Reason this out by expanding the recurrence and looking for a pattern:

\begin{align*} T(n) &= 2T(\sqrt{n}) + \lg n \\ &= 2( 2T( \sqrt[4]{n} ) + \log(\sqrt{n}) ) + \lg n \\ &= 2\left( 2T(\sqrt[4]{n}) + \frac{1}{2} \lg n \right) + \lg n \\ &= 4T( \sqrt[4]{n} ) + 2 \lg n \\ &= 4( 2T( \sqrt[8]{n} ) + \lg\sqrt[8]{n} ) + 2 \lg n \\ &= 8T( \sqrt[8]{n} ) + 3 \lg n \\ \end{align*} So as we continue expanding this and taking the square root of $n$, we will eventually bottom out where $n < 2$. To figure out how many times we can take the square root of $n$, consider $n = 2^{\lg n}$, and on each recursive call, $n$ will have its square root taken.

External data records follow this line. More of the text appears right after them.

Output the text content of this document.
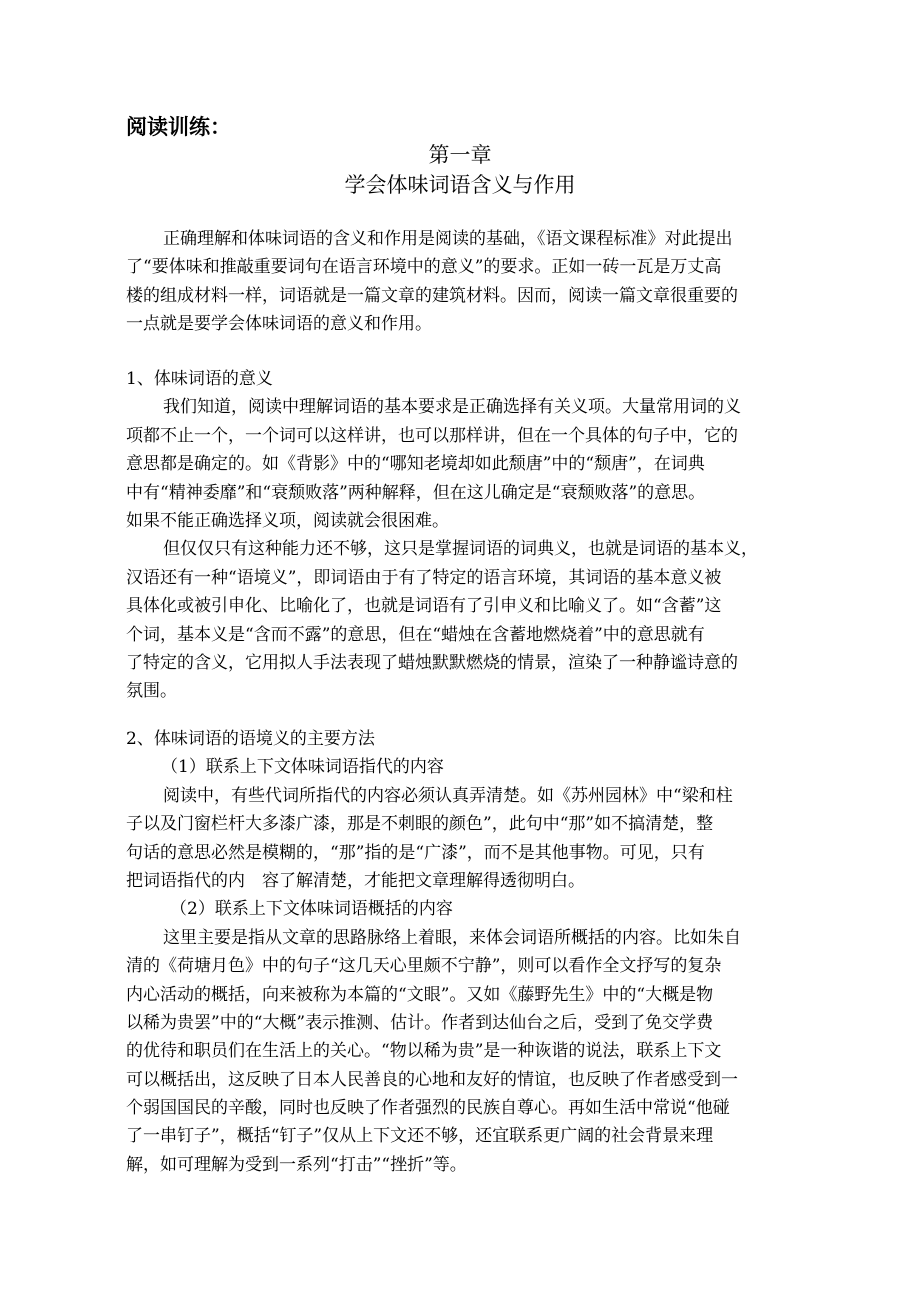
阅读训练：
第一章
学会体味词语含义与作用
正确理解和体味词语的含义和作用是阅读的基础，《语文课程标准》对此提出
了“要体味和推敲重要词句在语言环境中的意义”的要求。正如一砖一瓦是万丈高
楼的组成材料一样，词语就是一篇文章的建筑材料。因而，阅读一篇文章很重要的
一点就是要学会体味词语的意义和作用。
1、体味词语的意义
我们知道，阅读中理解词语的基本要求是正确选择有关义项。大量常用词的义
项都不止一个，一个词可以这样讲，也可以那样讲，但在一个具体的句子中，它的
意思都是确定的。如《背影》中的“哪知老境却如此颓唐”中的“颓唐”，在词典
中有“精神委靡”和“衰颓败落”两种解释，但在这儿确定是“衰颓败落”的意思。
如果不能正确选择义项，阅读就会很困难。
但仅仅只有这种能力还不够，这只是掌握词语的词典义，也就是词语的基本义，
汉语还有一种“语境义”，即词语由于有了特定的语言环境，其词语的基本意义被
具体化或被引申化、比喻化了，也就是词语有了引申义和比喻义了。如“含蓄”这
个词，基本义是“含而不露”的意思，但在“蜡烛在含蓄地燃烧着”中的意思就有
了特定的含义，它用拟人手法表现了蜡烛默默燃烧的情景，渲染了一种静谧诗意的
氛围。
2、体味词语的语境义的主要方法
（1）联系上下文体味词语指代的内容
阅读中，有些代词所指代的内容必须认真弄清楚。如《苏州园林》中“梁和柱
子以及门窗栏杆大多漆广漆，那是不刺眼的颜色”，此句中“那”如不搞清楚，整
句话的意思必然是模糊的，“那”指的是“广漆”，而不是其他事物。可见，只有
把词语指代的内　容了解清楚，才能把文章理解得透彻明白。
（2）联系上下文体味词语概括的内容
这里主要是指从文章的思路脉络上着眼，来体会词语所概括的内容。比如朱自
清的《荷塘月色》中的句子“这几天心里颇不宁静”，则可以看作全文抒写的复杂
内心活动的概括，向来被称为本篇的“文眼”。又如《藤野先生》中的“大概是物
以稀为贵罢”中的“大概”表示推测、估计。作者到达仙台之后，受到了免交学费
的优待和职员们在生活上的关心。“物以稀为贵”是一种诙谐的说法，联系上下文
可以概括出，这反映了日本人民善良的心地和友好的情谊，也反映了作者感受到一
个弱国国民的辛酸，同时也反映了作者强烈的民族自尊心。再如生活中常说“他碰
了一串钉子”，概括“钉子”仅从上下文还不够，还宜联系更广阔的社会背景来理
解，如可理解为受到一系列“打击”“挫折”等。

Ending when $n < 2$ gives us: \begin{align*} 2^{\frac{\lg n}{2^k}} &= 2 \\ \frac{\lg n}{2^k} &= 1 \\ \lg n &= 2^k \\ k &= \lg \lg n \end{align*}

Giving a solution of $\lg n \lg \lg n$.

Alternatively, this can be solved via variable substitution and the Master Theorem. Substituting $m = \lg n$: \begin{align*} T(2^m) &= 2T(2^{m/2}) + m \\ S(m) &= 2S(m/2) + m \end{align*} At this point the Master Theorem applies, with $a=2$, $b=2$, and $f(m) = m$. Since $m^{\log_b a} = m^{\lg 2} = m$, resulting in $f(m) = m = \Theta(m^{\log_b a})$. Therefore case 2 of the Master Theorem applies, and the solution is $m \lg m$. Substituting $m = \lg n$ gives us $T(n) = \lg n \lg \lg n$.

Edit: fixed a typo (needed to write this to exceed the minimum number of characters).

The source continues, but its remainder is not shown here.